Salah satunya yang dapat dibenahi adalah profesionalitas kerja
media dalam melakukan peliputan. Media massa yang dijalani oleh beberapa
wartawan juga kerap melakukan beberapa kesalahan. Masyarakat ataupun berbagai
elemen lain bisa saja menggunakan kesalahan itu untuk menghakimi ataupun
melakukan hal yang tidak menyenangkan terhadap wartawan.
Melihat media sebagai elemen
terdekat dan yang berkewajiban menaungi jurnalisnya, sudah seharusnya media
berperan dalam penanganan dan pencegahan kekerasan terhadap jurnalis yang
sering terjadi, sesuai dengan yang diimbau oleh Ikatan Jurnalis Televisi
Indonesia dalam peliputan jurnalis di tengah wabah Covid-19.
Salah satu contoh tertera dalam jurnal yang berjudul “Perlindungan
Keselamatan Kerja Bagi Reporter PT. Rajawali Televisi (RTV) yang Bertugas Pada
Lokasi Zona Berbahaya” karya Duma Winda Sylvia Simatupang yang menjelaskan
bahwa PT.RTV belum memberikan perlindungan keselamatan kerja yang sesuai dengan
Undang-Undang Nomor 40 Tahun 1999 Tentang Pers berlaku.
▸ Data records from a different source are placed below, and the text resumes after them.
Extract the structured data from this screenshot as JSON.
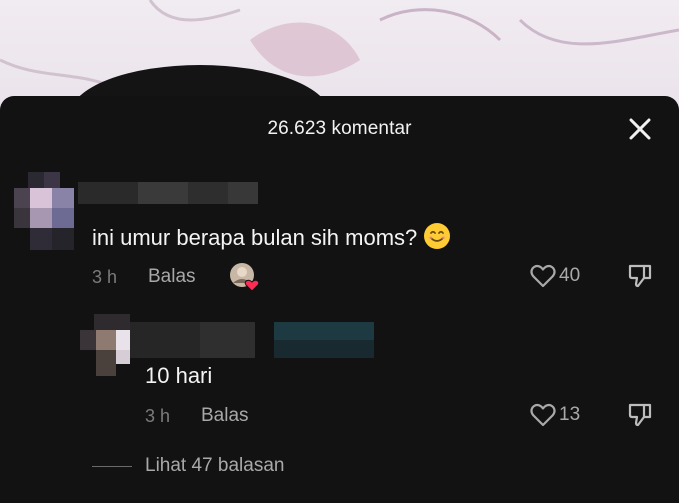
{
  "sheet": {
    "title": "26.623 komentar"
  },
  "comments": [
    {
      "text": "ini umur berapa bulan sih moms?",
      "emoji": "smiling-face-emoji",
      "time": "3 h",
      "reply_label": "Balas",
      "likes": "40",
      "liked_by_creator": true
    },
    {
      "text": "10 hari",
      "time": "3 h",
      "reply_label": "Balas",
      "likes": "13"
    }
  ],
  "view_replies": {
    "label": "Lihat 47 balasan"
  },
  "colors": {
    "sheet_bg": "#121212",
    "primary_text": "#f4f4f4",
    "secondary_text": "#a9a9a9",
    "heart_red": "#fe2c55",
    "emoji_yellow": "#ffcc33"
  }
}
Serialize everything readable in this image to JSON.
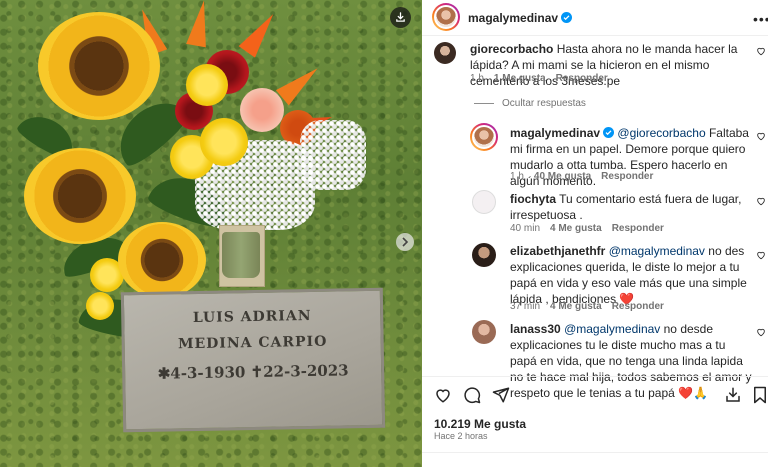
{
  "post": {
    "username": "magalymedinav",
    "plaque": {
      "line1": "LUIS ADRIAN",
      "line2": "MEDINA CARPIO",
      "line3": "✱4-3-1930 ✝22-3-2023"
    }
  },
  "comments": [
    {
      "username": "giorecorbacho",
      "text": "Hasta ahora no le manda hacer la lápida? A mi mami se la hicieron en el mismo cementerio a los 3meses.pe",
      "time": "1 h",
      "likes": "1 Me gusta",
      "reply": "Responder"
    }
  ],
  "hide_replies_label": "Ocultar respuestas",
  "replies": [
    {
      "username": "magalymedinav",
      "mention": "@giorecorbacho",
      "text": " Faltaba mi firma en un papel. Demore porque quiero mudarlo a otta tumba. Espero hacerlo en algún momento.",
      "time": "1 h",
      "likes": "40 Me gusta",
      "reply": "Responder"
    },
    {
      "username": "fiochyta",
      "text": "Tu comentario está fuera de lugar, irrespetuosa .",
      "time": "40 min",
      "likes": "4 Me gusta",
      "reply": "Responder"
    },
    {
      "username": "elizabethjanethfr",
      "mention": "@magalymedinav",
      "text": " no des explicaciones querida, le diste lo mejor a tu papá en vida y eso vale más que una simple lápida , bendiciones ❤️",
      "time": "37 min",
      "likes": "4 Me gusta",
      "reply": "Responder"
    },
    {
      "username": "lanass30",
      "mention": "@magalymedinav",
      "text": " no desde explicaciones tu le diste mucho mas a tu papá en vida, que no tenga una linda lapida no te hace mal hija, todos sabemos el amor y respeto que le tenias a tu papá ❤️🙏"
    }
  ],
  "footer": {
    "likes": "10.219 Me gusta",
    "time_ago": "Hace 2 horas"
  },
  "colors": {
    "verified": "#0095f6",
    "mention": "#00376b",
    "meta": "#737373"
  },
  "icons": [
    "download-icon",
    "next-arrow-icon",
    "more-options-icon",
    "heart-icon",
    "comment-icon",
    "share-icon",
    "save-icon",
    "verified-badge-icon"
  ]
}
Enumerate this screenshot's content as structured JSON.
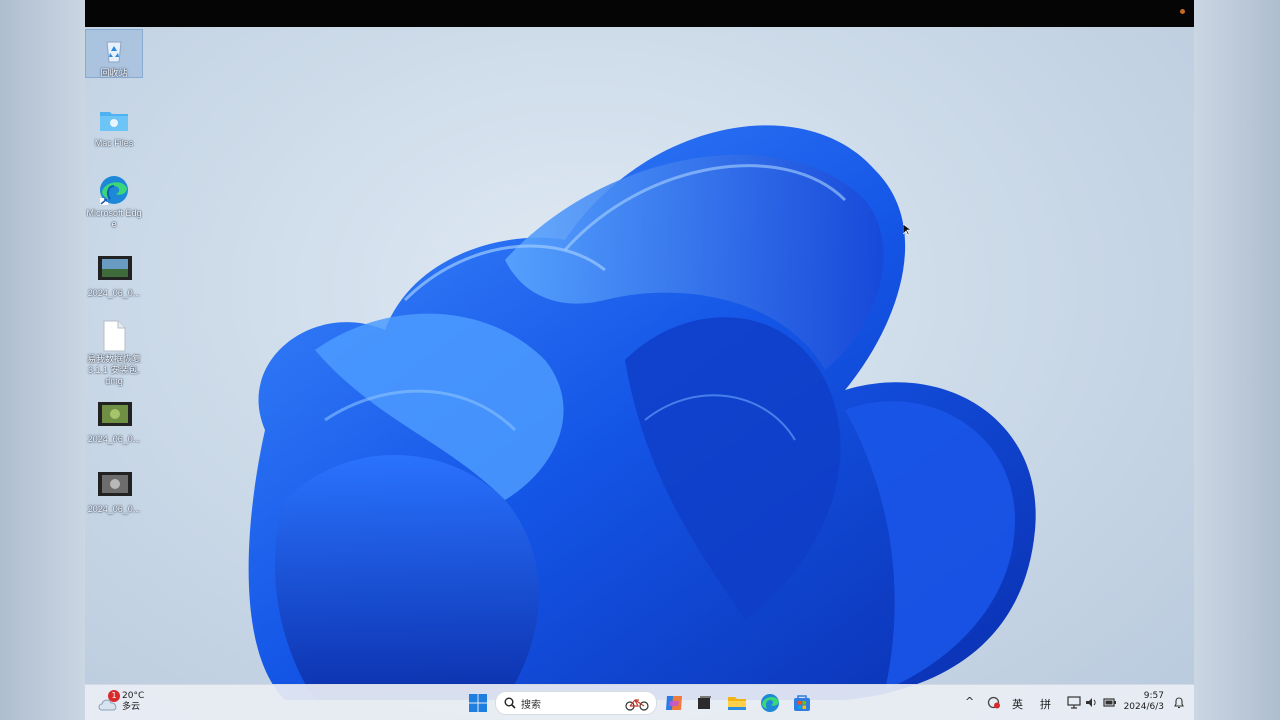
{
  "desktop": {
    "icons": [
      {
        "label": "回收站",
        "icon": "recycle-bin-icon"
      },
      {
        "label": "Mac Files",
        "icon": "folder-icon"
      },
      {
        "label": "Microsoft Edge",
        "icon": "edge-icon"
      },
      {
        "label": "2024_06_0...",
        "icon": "video-thumbnail-icon"
      },
      {
        "label": "易我数据恢复 3.1.1 安装包.dmg",
        "icon": "file-icon"
      },
      {
        "label": "2024_06_0...",
        "icon": "video-thumbnail-icon"
      },
      {
        "label": "2024_06_0...",
        "icon": "video-thumbnail-icon"
      }
    ]
  },
  "taskbar": {
    "weather": {
      "temp": "20°C",
      "condition": "多云",
      "badge": "1"
    },
    "search_label": "搜索",
    "apps": [
      "windows-start-icon",
      "copilot-icon",
      "task-view-icon",
      "file-explorer-icon",
      "edge-icon",
      "store-icon"
    ],
    "tray": {
      "chevron": "^",
      "ime_lang": "英",
      "ime_mode": "拼"
    },
    "clock": {
      "time": "9:57",
      "date": "2024/6/3"
    }
  },
  "colors": {
    "accent": "#1a5fe0",
    "taskbar_bg": "#eaeef4",
    "topbar": "#050505"
  }
}
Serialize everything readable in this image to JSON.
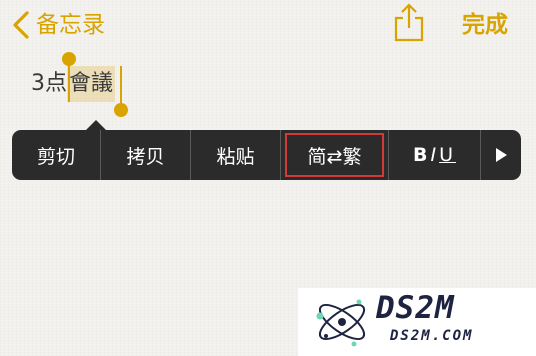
{
  "nav": {
    "back_label": "备忘录",
    "done_label": "完成",
    "back_icon": "chevron-left-icon",
    "share_icon": "share-icon"
  },
  "note": {
    "plain_text": "3点",
    "selected_text": "會議"
  },
  "edit_menu": {
    "items": [
      "剪切",
      "拷贝",
      "粘贴",
      "简⇄繁"
    ],
    "format": {
      "b": "B",
      "i": "I",
      "u": "U"
    },
    "more_icon": "triangle-right-icon",
    "highlighted_item": "简⇄繁"
  },
  "watermark": {
    "title": "DS2M",
    "domain": "DS2M.COM"
  },
  "colors": {
    "accent": "#d9a300",
    "menu_bg": "#2b2b2b",
    "highlight_box": "#d23a3a",
    "paper": "#f4f2ee"
  }
}
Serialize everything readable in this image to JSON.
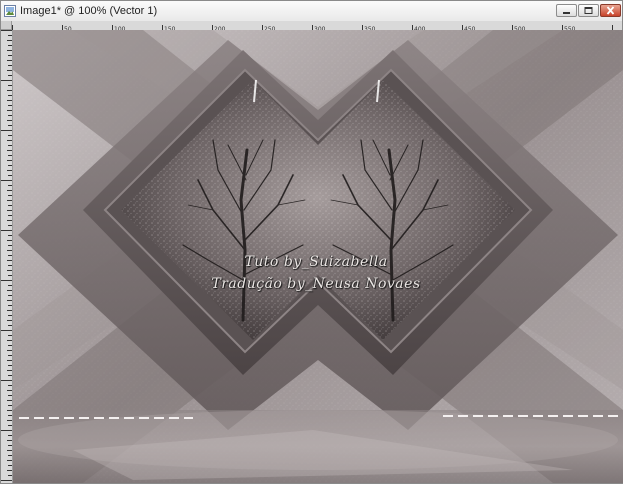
{
  "window": {
    "title": "Image1* @ 100% (Vector 1)"
  },
  "controls": {
    "minimize_icon": "minimize-icon",
    "maximize_icon": "maximize-icon",
    "close_icon": "close-icon"
  },
  "ruler": {
    "tick_labels": [
      "50",
      "100",
      "150",
      "200",
      "250",
      "300",
      "350",
      "400",
      "450",
      "500",
      "550"
    ]
  },
  "artwork": {
    "credit_line_1": "Tuto by_Suizabella",
    "credit_line_2": "Tradução by_Neusa Novaes"
  },
  "colors": {
    "close_button": "#c7432a",
    "canvas_base": "#6f6766",
    "light_mauve": "#b9b2b3"
  }
}
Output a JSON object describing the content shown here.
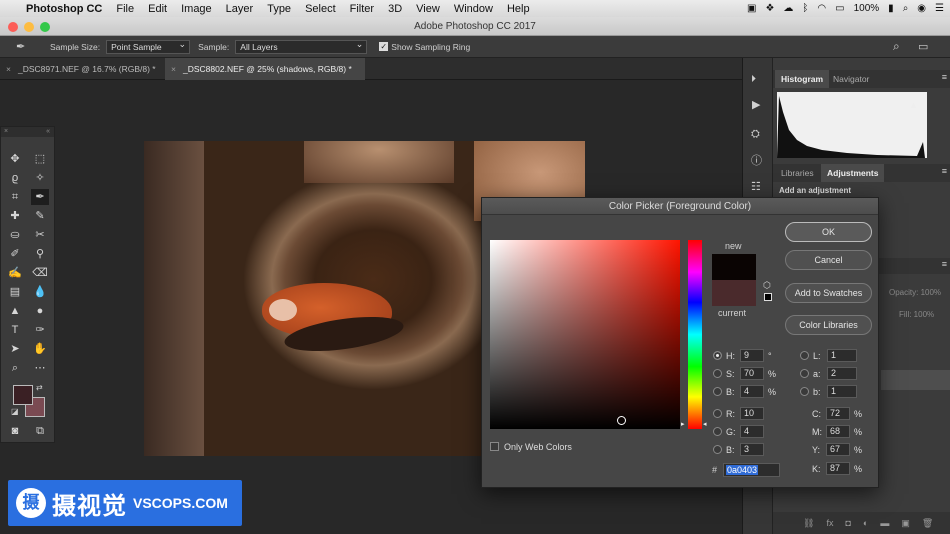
{
  "menubar": {
    "app": "Photoshop CC",
    "items": [
      "File",
      "Edit",
      "Image",
      "Layer",
      "Type",
      "Select",
      "Filter",
      "3D",
      "View",
      "Window",
      "Help"
    ],
    "battery": "100%"
  },
  "window": {
    "title": "Adobe Photoshop CC 2017"
  },
  "options": {
    "sample_size_label": "Sample Size:",
    "sample_size_value": "Point Sample",
    "sample_label": "Sample:",
    "sample_value": "All Layers",
    "sampling_ring": "Show Sampling Ring"
  },
  "tabs": [
    {
      "label": "_DSC8971.NEF @ 16.7% (RGB/8) *"
    },
    {
      "label": "_DSC8802.NEF @ 25% (shadows, RGB/8) *"
    }
  ],
  "panels": {
    "histogram_tab": "Histogram",
    "navigator_tab": "Navigator",
    "libraries_tab": "Libraries",
    "adjustments_tab": "Adjustments",
    "add_adjustment": "Add an adjustment",
    "opacity": "Opacity: 100%",
    "fill": "Fill: 100%"
  },
  "dialog": {
    "title": "Color Picker (Foreground Color)",
    "new_label": "new",
    "current_label": "current",
    "ok": "OK",
    "cancel": "Cancel",
    "add_swatches": "Add to Swatches",
    "color_libraries": "Color Libraries",
    "only_web_colors": "Only Web Colors",
    "H": "9",
    "H_unit": "°",
    "S": "70",
    "S_unit": "%",
    "B": "4",
    "B_unit": "%",
    "R": "10",
    "G": "4",
    "Bb": "3",
    "L": "1",
    "a": "2",
    "b": "1",
    "C": "72",
    "M": "68",
    "Y": "67",
    "K": "87",
    "pct": "%",
    "hex_label": "#",
    "hex": "0a0403",
    "new_color": "#0a0403",
    "current_color": "#4a2a2c"
  },
  "swatches": {
    "foreground": "#3a2024",
    "background": "#7a4a52"
  },
  "watermark": {
    "cn": "摄视觉",
    "en": "VSCOPS.COM",
    "logo": "摄"
  }
}
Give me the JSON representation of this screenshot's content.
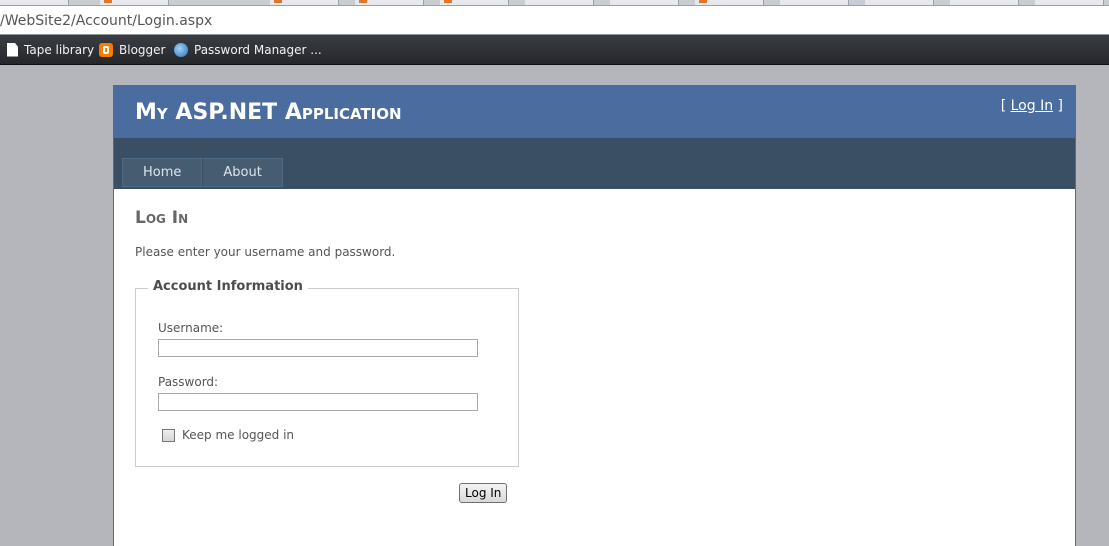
{
  "browser": {
    "url": "/WebSite2/Account/Login.aspx",
    "bookmarks": [
      {
        "label": "Tape library",
        "icon": "document-icon"
      },
      {
        "label": "Blogger",
        "icon": "blogger-icon"
      },
      {
        "label": "Password Manager ...",
        "icon": "password-manager-icon"
      }
    ]
  },
  "site": {
    "title": "My ASP.NET Application",
    "login_open": "[ ",
    "login_link": "Log In",
    "login_close": " ]",
    "menu": [
      "Home",
      "About"
    ]
  },
  "login": {
    "heading": "Log In",
    "intro": "Please enter your username and password.",
    "legend": "Account Information",
    "username_label": "Username:",
    "username_value": "",
    "password_label": "Password:",
    "password_value": "",
    "remember_label": "Keep me logged in",
    "remember_checked": false,
    "submit_label": "Log In"
  },
  "colors": {
    "header": "#4b6c9e",
    "menubar": "#3a4f63",
    "menu_item": "#465c71",
    "outer_background": "#b5b6bb"
  }
}
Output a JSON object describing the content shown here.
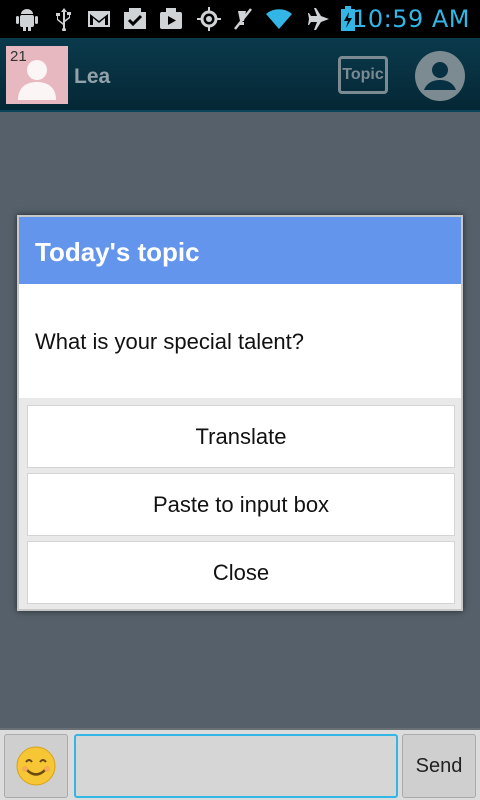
{
  "status_bar": {
    "icons": [
      "android-debug-icon",
      "usb-icon",
      "gmail-icon",
      "download-done-icon",
      "play-store-icon",
      "gps-icon",
      "mute-icon",
      "wifi-icon",
      "airplane-mode-icon",
      "battery-charging-icon"
    ],
    "time": "10:59 AM",
    "accent_color": "#33b5e5"
  },
  "header": {
    "avatar_count": "21",
    "name": "Lea",
    "topic_label": "Topic"
  },
  "dialog": {
    "title": "Today's topic",
    "message": "What is your special talent?",
    "title_color": "#6495ed",
    "buttons": [
      {
        "label": "Translate"
      },
      {
        "label": "Paste to input box"
      },
      {
        "label": "Close"
      }
    ]
  },
  "input_bar": {
    "message_value": "",
    "send_label": "Send"
  }
}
Media ini menjadi salah
satu dari sekian banyak contoh gambaran media yang kurang memerhatikan
pelindungan yang diperlukan bagi jurnalis yang dinaunginya.
Sungguh miris jika berbagai elemen masyarakat baik dari pemerintah
dan aparaturnya, media massa, maupun organisasi masyarakat dapat bertindak baik
kepada jurnalis untuk melaksanakan tugasnya sesuai dengan yang tercantum dalam
Kode Etik Jurnalistik bahwa pada dasarnya kegiatan jurnalistik dapat dikatakan
sebagai kegiatan melayani masyarakat sendiri akan kebutuhan informasi.